Retention actions – Steps for reducing commute issues under retention efforts include:
- Identify the cases when it actually increases the odds of turnover – Conduct your own statistical analysis to identify if, and how much of an impact that commute time has on employee retention in each job family. Also do a “flight risk analysis” to identify the specific individuals where commute issues may soon result in turnover.
- Flexible work options can reduce commuting turnover issues — Offering “flight-risk” individuals (and new hires) proactive flexible work options have proven to have a significant impact on commute driven turnover. Consider offering four-day work weeks, flexible job starting times (less traffic may reduce commute time), subsidizing public transportation costs, and of course, the ultimate solution, remote work options.
- There may be a delay in turnover impact – Turnover issues relating to commuting may occur right away, but in most cases, they become aggravated over time. Improved local freeways and transportation may mitigate problems. However, commute issues and turnover may get worse when an employee changes residence, when there is an increase in urban growth, when there is an increase in job openings and finally, when a competitor opens a facility with similar jobs that is closer to where most workers live.

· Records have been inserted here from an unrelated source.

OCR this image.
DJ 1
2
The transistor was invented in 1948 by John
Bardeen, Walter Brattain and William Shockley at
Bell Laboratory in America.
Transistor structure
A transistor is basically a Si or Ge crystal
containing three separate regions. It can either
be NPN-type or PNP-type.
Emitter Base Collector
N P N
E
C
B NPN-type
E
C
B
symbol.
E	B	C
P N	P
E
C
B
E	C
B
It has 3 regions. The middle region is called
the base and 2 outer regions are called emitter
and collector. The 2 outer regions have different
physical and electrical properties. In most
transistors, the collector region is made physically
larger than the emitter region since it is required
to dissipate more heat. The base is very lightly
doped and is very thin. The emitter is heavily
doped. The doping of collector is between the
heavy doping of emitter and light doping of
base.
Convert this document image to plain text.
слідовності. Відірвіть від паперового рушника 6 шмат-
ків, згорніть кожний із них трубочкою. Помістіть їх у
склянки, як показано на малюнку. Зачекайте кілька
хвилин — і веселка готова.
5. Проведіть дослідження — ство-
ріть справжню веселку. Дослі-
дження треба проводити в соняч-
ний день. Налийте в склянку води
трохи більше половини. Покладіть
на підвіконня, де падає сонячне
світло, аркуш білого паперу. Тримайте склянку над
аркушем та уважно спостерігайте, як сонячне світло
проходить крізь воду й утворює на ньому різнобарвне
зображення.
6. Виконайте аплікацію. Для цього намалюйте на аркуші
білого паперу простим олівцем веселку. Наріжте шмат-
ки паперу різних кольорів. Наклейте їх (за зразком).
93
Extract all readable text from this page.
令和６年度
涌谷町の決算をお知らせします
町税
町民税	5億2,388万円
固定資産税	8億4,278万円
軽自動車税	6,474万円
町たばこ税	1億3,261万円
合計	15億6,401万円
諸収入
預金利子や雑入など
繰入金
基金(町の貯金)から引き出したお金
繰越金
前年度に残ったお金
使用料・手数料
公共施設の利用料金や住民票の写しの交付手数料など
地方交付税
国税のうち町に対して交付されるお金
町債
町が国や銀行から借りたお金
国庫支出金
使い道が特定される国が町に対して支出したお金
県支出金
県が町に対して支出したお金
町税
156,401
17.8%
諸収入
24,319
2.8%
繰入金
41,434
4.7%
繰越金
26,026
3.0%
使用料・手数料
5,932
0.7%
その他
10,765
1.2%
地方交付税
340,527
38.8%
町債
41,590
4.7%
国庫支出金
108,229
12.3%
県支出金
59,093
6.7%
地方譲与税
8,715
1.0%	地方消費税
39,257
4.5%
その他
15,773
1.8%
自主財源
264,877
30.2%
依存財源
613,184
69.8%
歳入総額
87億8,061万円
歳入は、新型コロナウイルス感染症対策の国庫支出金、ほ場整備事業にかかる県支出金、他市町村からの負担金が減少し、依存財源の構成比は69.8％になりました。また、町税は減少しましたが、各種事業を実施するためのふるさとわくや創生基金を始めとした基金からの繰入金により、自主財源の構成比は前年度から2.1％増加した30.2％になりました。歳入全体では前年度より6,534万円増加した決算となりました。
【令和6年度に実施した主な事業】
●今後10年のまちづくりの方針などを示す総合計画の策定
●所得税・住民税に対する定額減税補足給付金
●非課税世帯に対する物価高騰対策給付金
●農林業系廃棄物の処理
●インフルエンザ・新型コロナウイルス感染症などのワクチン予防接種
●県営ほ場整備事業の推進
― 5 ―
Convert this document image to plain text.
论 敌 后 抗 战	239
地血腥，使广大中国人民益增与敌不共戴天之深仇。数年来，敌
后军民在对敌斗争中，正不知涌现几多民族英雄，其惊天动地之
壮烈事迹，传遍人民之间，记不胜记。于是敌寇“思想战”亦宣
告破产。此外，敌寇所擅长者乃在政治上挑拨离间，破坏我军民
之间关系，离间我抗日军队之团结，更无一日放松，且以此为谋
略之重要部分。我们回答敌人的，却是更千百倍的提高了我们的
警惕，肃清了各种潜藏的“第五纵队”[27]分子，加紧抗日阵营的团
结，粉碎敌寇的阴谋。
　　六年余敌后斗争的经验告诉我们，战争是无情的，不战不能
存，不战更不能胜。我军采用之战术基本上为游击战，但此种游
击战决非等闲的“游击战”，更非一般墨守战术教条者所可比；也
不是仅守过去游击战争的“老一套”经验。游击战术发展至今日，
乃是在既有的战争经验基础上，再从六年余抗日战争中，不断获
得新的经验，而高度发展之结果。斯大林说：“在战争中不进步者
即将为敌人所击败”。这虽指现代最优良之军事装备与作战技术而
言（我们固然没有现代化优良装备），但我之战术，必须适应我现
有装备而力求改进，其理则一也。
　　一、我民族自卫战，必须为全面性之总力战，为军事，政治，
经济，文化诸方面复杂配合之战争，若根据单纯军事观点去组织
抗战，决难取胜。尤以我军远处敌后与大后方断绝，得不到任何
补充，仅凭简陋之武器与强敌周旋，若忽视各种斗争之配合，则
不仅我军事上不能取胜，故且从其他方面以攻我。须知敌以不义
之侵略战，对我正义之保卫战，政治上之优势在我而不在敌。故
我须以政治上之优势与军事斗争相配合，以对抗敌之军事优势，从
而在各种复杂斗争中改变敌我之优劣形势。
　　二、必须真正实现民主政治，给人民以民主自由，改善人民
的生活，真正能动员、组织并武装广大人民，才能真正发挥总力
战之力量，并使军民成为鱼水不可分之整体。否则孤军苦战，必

Commute times and issues are unfortunately often off the radar of most managers and HR professionals. Even though the average commute time in the U.S. is over 25 minutes, 90 minutes are not unusual.
Not paying sufficient attention to commuting issues is a mistake, because commute issues have so many potential negative business impacts that at a large corporation, their related costs could be in the tens of millions of dollars each year.
A focus on commute issues is also critical because many potential retention problems can be identified early on, so proactive actions can be taken by management to mitigate most commute time issues. Finally, if you need more proof of the negative impacts of commuting, survey a sample of applicants, new hires, and current and former employees to assess how impactful commute issues actually are on hiring, productivity, employee health, and retention.
And if you are a potential job applicant, the perception of your commute time or distance may negatively impact your job chances.
This negative impact was recently illustrated when a student from my university was recently rejected for a great job with an NFL team for one single reason, and that was “with a 45 plus minute commute each way, you will surely quit within two years, wasting all of the training that we would have invested in you.”